Note: this line of thought is still work in progress
This year, my new year’s list will not be a list of resolutions. Instead, it will be a list of small units of improvements that will better my personal and business life.
I jumped on the new-year-resolution bandwagon a couple years ago. My inaugural list was quite ambitious: get x SAT scores, be healthy, get into varsity tennis, get As and A-s in all my classes, raise x amount of money for my nonprofit venture, get into music school, etc. I don’t think I reached half of my resolutions. It was not because I did not try hard. It was because I had too many (vague) goals, was overly ambitious, and did not think enough about what I had to do to reach them.

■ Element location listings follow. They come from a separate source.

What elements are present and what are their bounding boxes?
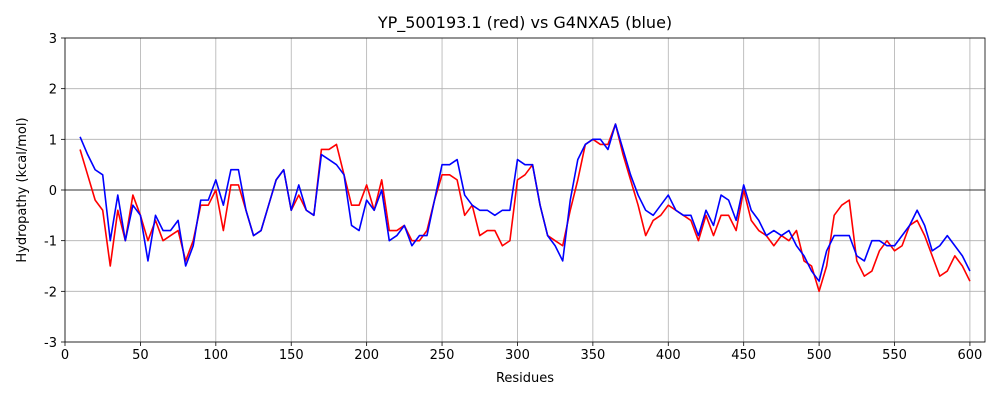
plot-frame xyxy=(64,37,986,343)
chart-title: YP_500193.1 (red) vs G4NXA5 (blue) xyxy=(377,13,672,33)
y-tick-label: 3 xyxy=(49,32,57,47)
y-tick-label: -3 xyxy=(44,336,57,351)
x-tick-label: 0 xyxy=(61,348,69,363)
series-line xyxy=(79,123,971,293)
x-tick-label: 150 xyxy=(279,348,304,363)
x-tick-label: 250 xyxy=(430,348,455,363)
x-tick-label: 450 xyxy=(731,348,756,363)
x-tick-label: 500 xyxy=(807,348,832,363)
x-tick-label: 350 xyxy=(580,348,605,363)
x-tick-label: 300 xyxy=(505,348,530,363)
x-axis-label: Residues xyxy=(496,371,554,386)
x-tick-label: 50 xyxy=(132,348,149,363)
y-tick-label: -2 xyxy=(44,285,57,300)
y-tick-label: 1 xyxy=(49,133,57,148)
x-tick-label: 200 xyxy=(354,348,379,363)
y-axis-label: Hydropathy (kcal/mol) xyxy=(15,117,30,262)
series-line xyxy=(79,123,971,282)
x-tick-label: 100 xyxy=(203,348,228,363)
x-tick-label: 550 xyxy=(882,348,907,363)
x-tick-label: 400 xyxy=(656,348,681,363)
x-tick-label: 600 xyxy=(958,348,983,363)
y-tick-label: 2 xyxy=(49,83,57,98)
y-tick-label: -1 xyxy=(44,235,57,250)
y-tick-label: 0 xyxy=(49,184,57,199)
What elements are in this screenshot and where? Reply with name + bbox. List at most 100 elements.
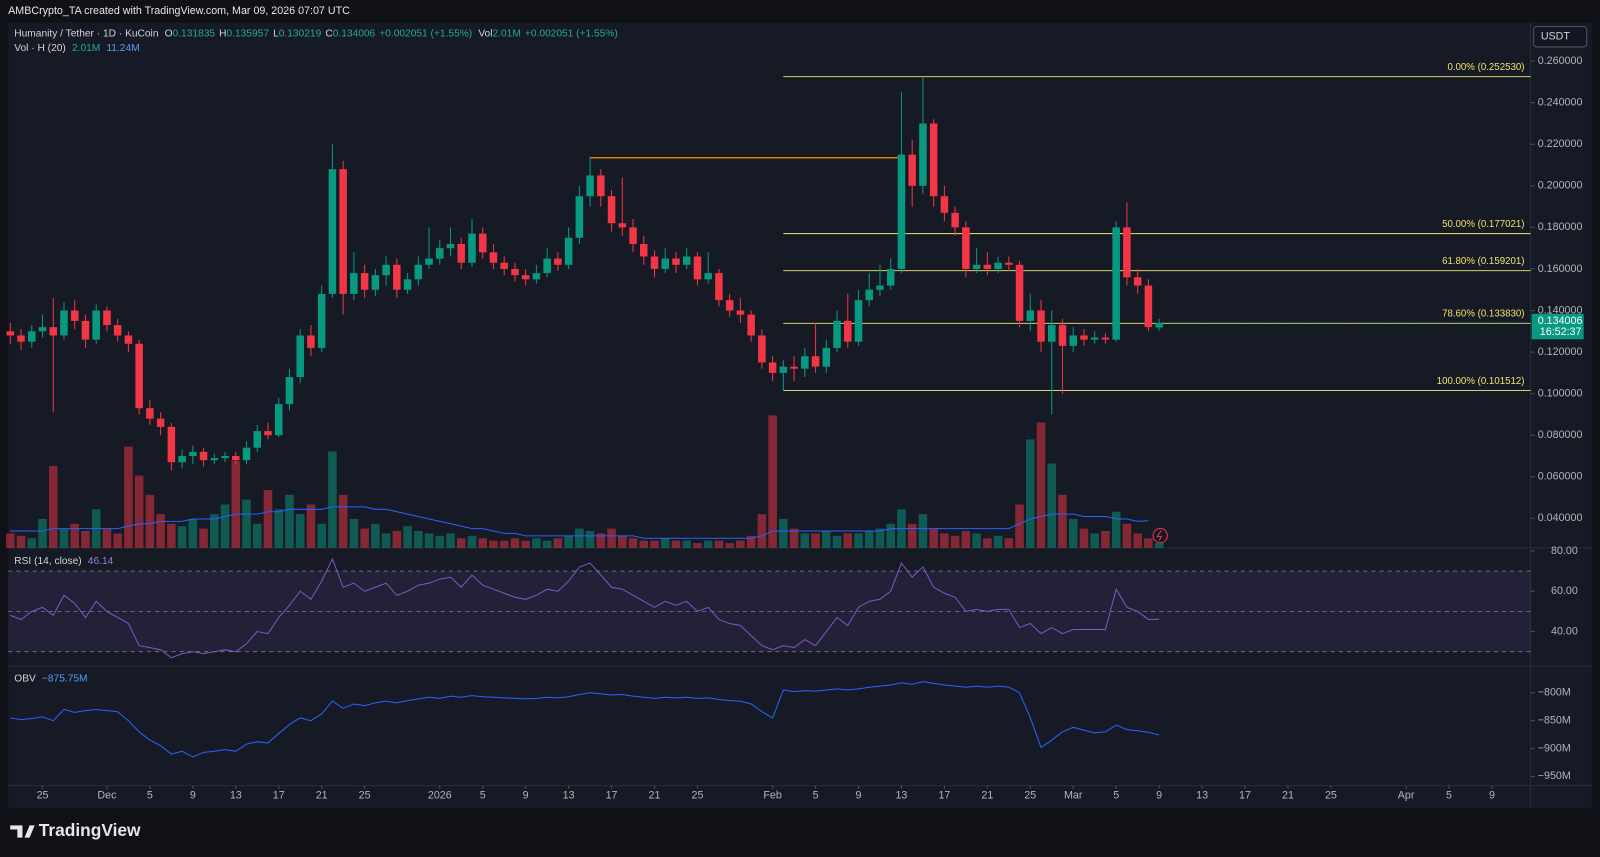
volume-bar	[907, 523, 917, 548]
volume-bar	[274, 509, 284, 548]
x-tick-label: 21	[649, 790, 661, 802]
x-tick-label: 9	[1489, 790, 1495, 802]
volume-bar	[821, 530, 831, 548]
x-tick-label: 17	[273, 790, 285, 802]
candle-body	[1048, 325, 1056, 342]
candle-body	[1133, 277, 1142, 286]
volume-bar	[575, 528, 584, 548]
candle-body	[693, 256, 702, 280]
legend-l: L	[273, 28, 279, 39]
candle-body	[575, 196, 584, 238]
candle-body	[339, 169, 347, 294]
candle-body	[382, 264, 390, 276]
volume-legend: Vol · H (20) 2.01M 11.24M	[14, 43, 139, 54]
volume-bar	[886, 523, 896, 548]
candle-body	[146, 408, 154, 419]
candle-body	[511, 268, 519, 276]
x-tick-label: 13	[563, 790, 575, 802]
candle-body	[317, 293, 326, 348]
last-price-label: 0.134006	[1538, 315, 1583, 327]
candle-body	[28, 331, 36, 342]
legend-o: O	[165, 28, 173, 39]
x-tick-label: 25	[1325, 790, 1337, 802]
volume-bar	[113, 533, 122, 548]
candle-body	[446, 244, 455, 249]
x-tick-label: 25	[359, 790, 371, 802]
candle-body	[854, 300, 863, 342]
candle-body	[1155, 322, 1163, 328]
volume-bar	[660, 538, 670, 548]
volume-bar	[789, 528, 799, 548]
candle-body	[618, 223, 627, 228]
candle-body	[951, 212, 959, 228]
volume-bar	[864, 530, 874, 548]
x-tick-label: 9	[190, 790, 196, 802]
volume-bar	[768, 415, 777, 548]
candle-body	[736, 310, 745, 315]
volume-bar	[1068, 518, 1078, 548]
last-price-box	[1531, 313, 1584, 340]
x-tick-label: Dec	[97, 790, 117, 802]
volume-bar	[532, 538, 541, 548]
y-tick-label: 0.220000	[1538, 138, 1583, 150]
volume-bar	[757, 514, 767, 548]
candle-body	[715, 273, 723, 301]
candle-body	[468, 233, 476, 263]
x-tick-label: 25	[1024, 790, 1036, 802]
candle-body	[586, 175, 594, 197]
volume-bar	[607, 528, 616, 548]
candle-body	[629, 227, 637, 245]
volume-bar	[295, 514, 305, 548]
volume-bar	[875, 528, 885, 548]
volume-bar	[263, 490, 273, 548]
obv-tick-label: −950M	[1538, 770, 1571, 782]
candle-body	[865, 289, 873, 301]
y-tick-label: 0.260000	[1538, 55, 1583, 67]
volume-bar	[27, 538, 37, 548]
candle-body	[640, 244, 648, 257]
volume-bar	[746, 535, 756, 548]
obv-value: −875.75M	[42, 673, 88, 684]
volume-bar	[403, 526, 412, 548]
x-tick-label: 21	[316, 790, 328, 802]
candle-body	[135, 343, 143, 409]
candle-body	[242, 447, 251, 461]
legend-h: H	[219, 28, 226, 39]
candle-body	[113, 325, 122, 336]
volume-bar	[1025, 439, 1035, 548]
candle-body	[253, 431, 262, 448]
volume-bar	[843, 533, 853, 548]
volume-bar	[156, 514, 165, 548]
candle-body	[607, 196, 616, 224]
volume-bar	[199, 528, 208, 548]
candle-body	[844, 320, 852, 342]
volume-bar	[1101, 530, 1110, 548]
volume-bar	[317, 523, 326, 548]
volume-bar	[628, 538, 638, 548]
candle-body	[371, 275, 380, 290]
candle-body	[704, 273, 712, 280]
alert-icon[interactable]	[1152, 527, 1168, 544]
x-tick-label: 9	[856, 790, 862, 802]
candle-body	[210, 458, 219, 461]
candle-body	[897, 154, 906, 269]
volume-bar	[596, 533, 606, 548]
volume-bar	[1058, 494, 1067, 548]
volume-bar	[983, 538, 992, 548]
rsi-line	[10, 557, 1160, 659]
currency-box[interactable]	[1533, 26, 1588, 48]
obv-tick-label: −850M	[1538, 714, 1571, 726]
currency[interactable]: USDT	[1541, 31, 1571, 43]
volume-bar	[1154, 543, 1164, 548]
y-tick-label: 0.140000	[1538, 304, 1583, 316]
volume-bar	[811, 533, 820, 548]
volume-bar	[639, 540, 649, 548]
x-tick-label: 25	[37, 790, 49, 802]
candle-body	[92, 310, 100, 340]
header-text: AMBCrypto_TA created with TradingView.co…	[8, 5, 350, 17]
volume-bar	[456, 538, 466, 548]
volume-bar	[940, 533, 949, 548]
volume-bar	[252, 523, 262, 548]
candle-body	[60, 310, 68, 336]
y-tick-label: 0.240000	[1538, 97, 1583, 109]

Thus, for this year, I will only have a list of actions that will propel me towards a better business and personal life . For example, instead of being extremely specific and saying that I need to obtain x GMAT score, I am going to say, “I am going to effectively practice the GMAT for two hours every Monday, Wednesday, and Friday, and here is my plan detailing the specific material I need to grasp each session”. The focus should be on how to do well on the GMAT and not the fact that I have to do well and achieve x score. The ultimate results become causal to the actions I take, though the proportions of causality may differ depending on external factors.
Keith Ferrazzi, the author of Never Eat Alone, describes these actions as needle as movers in his blog and believes that they are the key to success. While I do agree with needle movers are crucial, I also believe that we need concrete goals or at least a sorta-specific direction for which we are working towards. The goals do not need to be extremely specific, but the overall direction is needed so that needle movers do not become too out-of-focus and so that we can measure our progress later. Action steps that make up the directions/goals of our improvement is what I believe to be the winning recipe for self-growth.